Using the Selective Imager

Normally you'll want to use the selective imager instead of your usual acquisition tool like linen, ewfacquire, aimage, etc.

The acquisition process will look like this:

  1. Start by connecting a hard-disk to the analysis machine with a hardware-writeblocker.
  2. Fire up DFF in superuser mode (Otherwise you can't directly acces a block device).
  3. Use DFF to perform a preliminary analysis of the device. This should be done quick, so don't go into too much detail. Your goal should be to identify which parts of the disk contain data relevant to the investigation and which parts are irrelevant.
  4. Use the bookmarking function of DFF to bookmark everything relevant to the investigation.
  5. Right click the root node of your bookmarks and apply the module Node->acquire. You can choose from some options, for example if you want to hash every node that you image or where to store the image.

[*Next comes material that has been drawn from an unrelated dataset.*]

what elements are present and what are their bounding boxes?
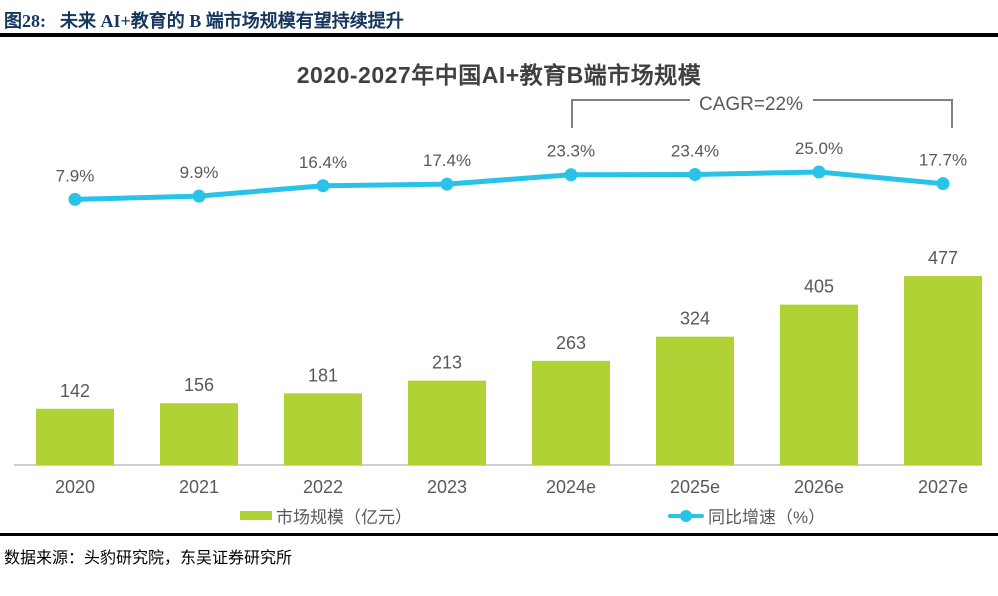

The selective imager will recursively traverse every node, extract and serialise all the meta-data and write them into an aff4 image. Meta-data is every attribute in dff, so the results of your analysis with any other modules that stick their results to the node as an attribute will be preserved. More information on the aff4 format and it's metadata serialization can be found on the forensicswiki:

The imager will additionally store this information for every node:

  1. The byte-runs of the node. This is a list of the byte mappings of the data in the node in relation to the original disk. This information allows you to verify the integrity of the image.
  2. A cryptographic hash (optional). If already computed by another module, it will not recalculate the hash but simply append the attribute. This is also required for verification purposes.

Using the Image

The image can be used with any of the existing aff4 tools, it can be mounted with fuse, encrypted or signed with the standard aff4 tools and much more. For further analysis, it can be parsed back into DFF with the aff4 connector. The module can be found in Connectors->aff4. It will parse the image and recreate the underlying directory structure exactly as it was at the time of imaging. Every node that was imaged will be restored with all their attributes/meta-data. You can then continue your work on the image, extract individual files/nodes, etc.


The connector will try to automatically detect the underlying file on the filesystem, because it doesn't use the DFF I/O subsystem to access the file. If this fails, nothing will happen. You can manually specify the file as a parameter to the aff4-connector module.